On this note, you can do something smarter that the basic lookup function.
You could convert each partition of the key-value pair RDD into a hashmap
using something like
val rddOfHashmaps = pairRDD.mapPartitions(iterator => {
val hashmap = new HashMap[String, ArrayBuffer[Double]]

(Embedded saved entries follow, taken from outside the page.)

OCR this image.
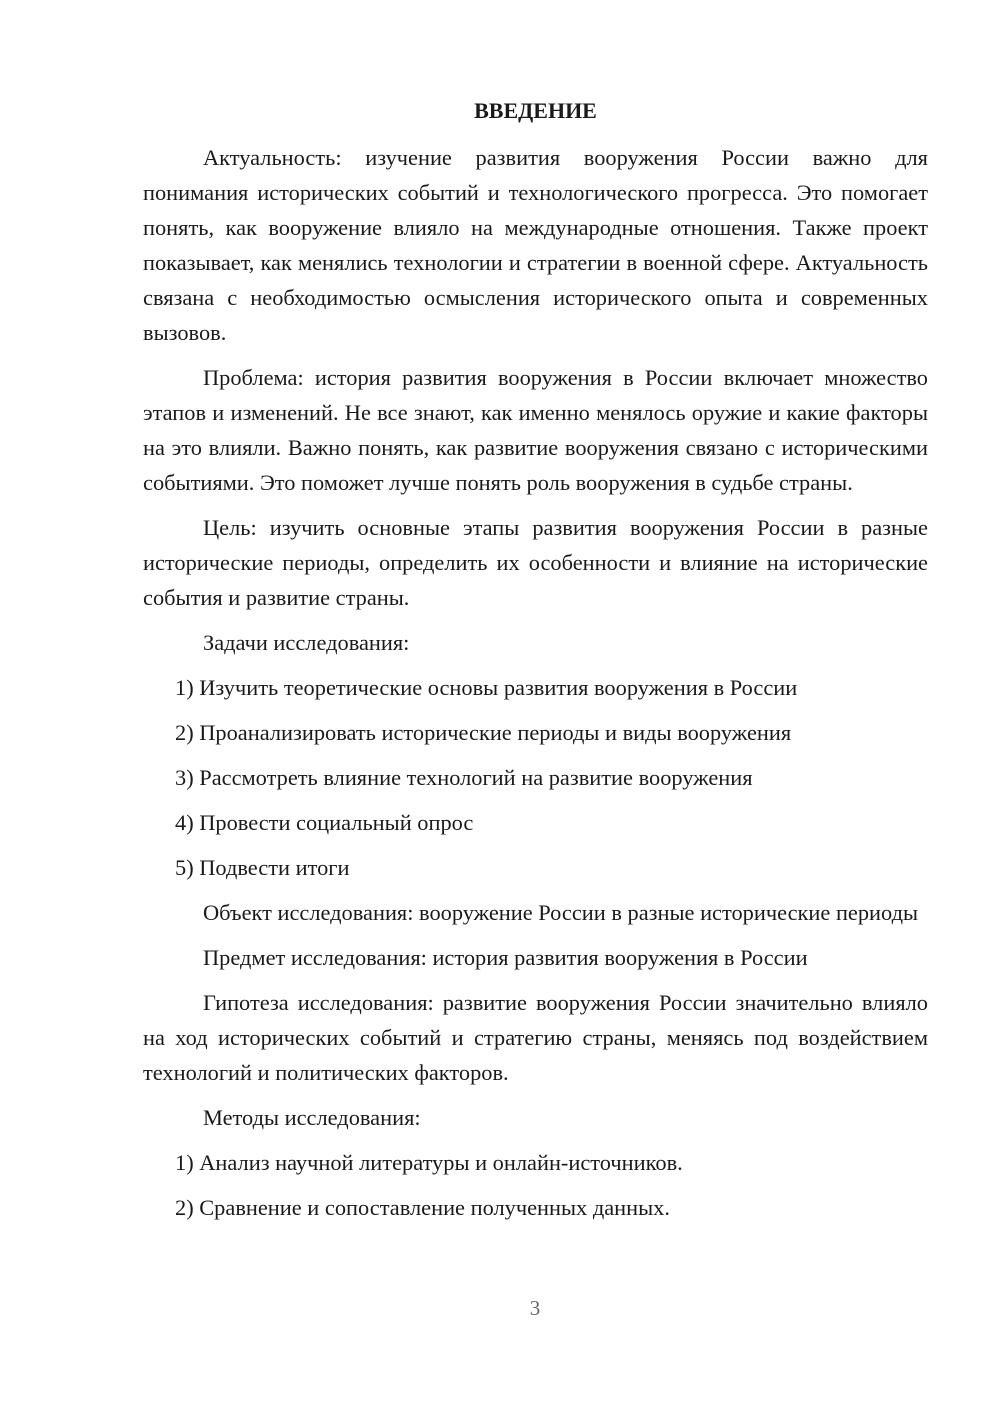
ВВЕДЕНИЕ

Актуальность: изучение развития вооружения России важно для понимания исторических событий и технологического прогресса. Это помогает понять, как вооружение влияло на международные отношения. Также проект показывает, как менялись технологии и стратегии в военной сфере. Актуальность связана с необходимостью осмысления исторического опыта и современных вызовов.

Проблема: история развития вооружения в России включает множество этапов и изменений. Не все знают, как именно менялось оружие и какие факторы на это влияли. Важно понять, как развитие вооружения связано с историческими событиями. Это поможет лучше понять роль вооружения в судьбе страны.

Цель: изучить основные этапы развития вооружения России в разные исторические периоды, определить их особенности и влияние на исторические события и развитие страны.

Задачи исследования:

1) Изучить теоретические основы развития вооружения в России

2) Проанализировать исторические периоды и виды вооружения

3) Рассмотреть влияние технологий на развитие вооружения

4) Провести социальный опрос

5) Подвести итоги

Объект исследования: вооружение России в разные исторические периоды

Предмет исследования: история развития вооружения в России

Гипотеза исследования: развитие вооружения России значительно влияло на ход исторических событий и стратегию страны, меняясь под воздействием технологий и политических факторов.

Методы исследования:

1) Анализ научной литературы и онлайн-источников.

2) Сравнение и сопоставление полученных данных.

3
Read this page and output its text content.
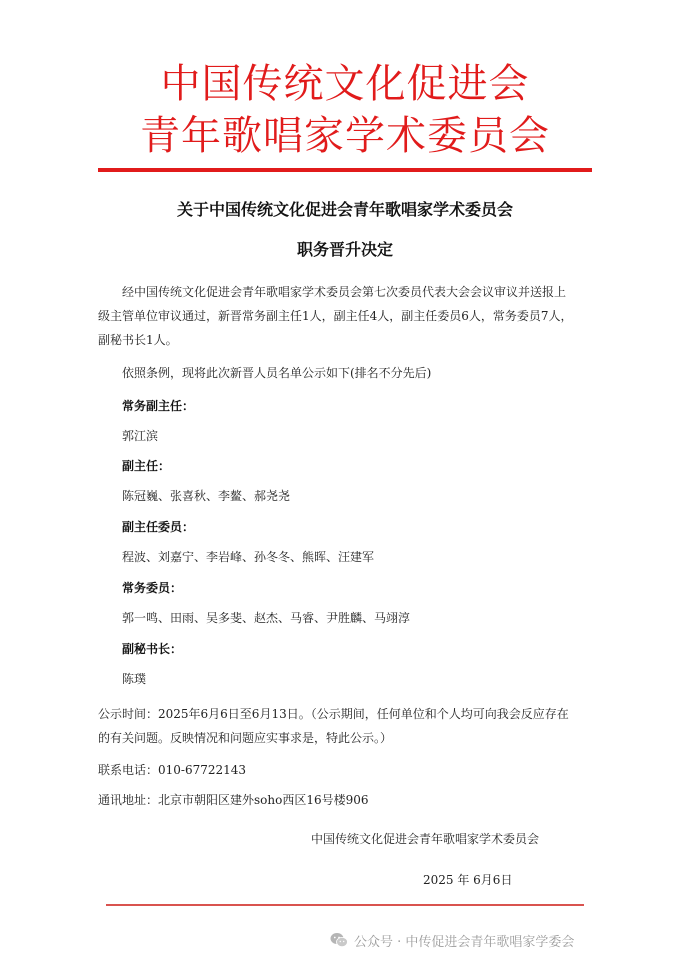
中国传统文化促进会
青年歌唱家学术委员会
关于中国传统文化促进会青年歌唱家学术委员会
职务晋升决定
经中国传统文化促进会青年歌唱家学术委员会第七次委员代表大会会议审议并送报上
级主管单位审议通过，新晋常务副主任1人，副主任4人，副主任委员6人，常务委员7人，
副秘书长1人。
依照条例，现将此次新晋人员名单公示如下(排名不分先后)
常务副主任：
郭江滨
副主任：
陈冠巍、张喜秋、李鳌、郝尧尧
副主任委员：
程波、刘嘉宁、李岩峰、孙冬冬、熊晖、汪建军
常务委员：
郭一鸣、田雨、吴多斐、赵杰、马睿、尹胜麟、马翊淳
副秘书长：
陈璞
公示时间：2025年6月6日至6月13日。（公示期间，任何单位和个人均可向我会反应存在
的有关问题。反映情况和问题应实事求是，特此公示。）
联系电话：010-67722143
通讯地址：北京市朝阳区建外soho西区16号楼906
中国传统文化促进会青年歌唱家学术委员会
2025 年 6月6日
公众号 · 中传促进会青年歌唱家学委会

iterator.foreach { case (key, value} => hashmap.getOrElseUpdate(key,
new ArrayBuffer[Double]) += value
Iterator(hashmap)
}, preserveParitioning = true)
And then you can do a variation of the lookup
function<https://github.com/apache/incubator-spark/blob/master/core/src/main/scala/org/apache/spark/rdd/PairRDDFunctions.scala#L549>to
lookup the right partition, and then within that partition directly
lookup the hashmap and return the value (rather than scanning the whole
partition). That give practically O(1) lookup time instead of O(N). But i
doubt it will match something that a dedicated lookup system like memcached
would achieve.
TD
On Fri, Jan 24, 2014 at 1:36 PM, Andrew Ash <[email protected]> wrote:
> By my reading of the code, it uses the partitioner to decide which worker
> the key lands on, then does an O(N) scan of that partition. I think we're
> saying the same thing.
>
>
> https://github.com/apache/incubator-spark/blob/master/core/src/main/scala/org/apache/spark/rdd/PairRDDFunctions.scala#L549
>
>
> On Fri, Jan 24, 2014 at 1:26 PM, Cheng Lian <[email protected]> wrote:
>
>> PairRDDFunctions.lookup is good enough in Spark, it's just that its time
>> complexity is O(N). Of course, for RDDs equipped with a partitioner, N is
>> the average size of a partition.
>>
>>
>> On Sat, Jan 25, 2014 at 5:16 AM, Andrew Ash <[email protected]> wrote:
>>
>>> If you have a pair RDD (an RDD[A,B]) then you can use the .lookup()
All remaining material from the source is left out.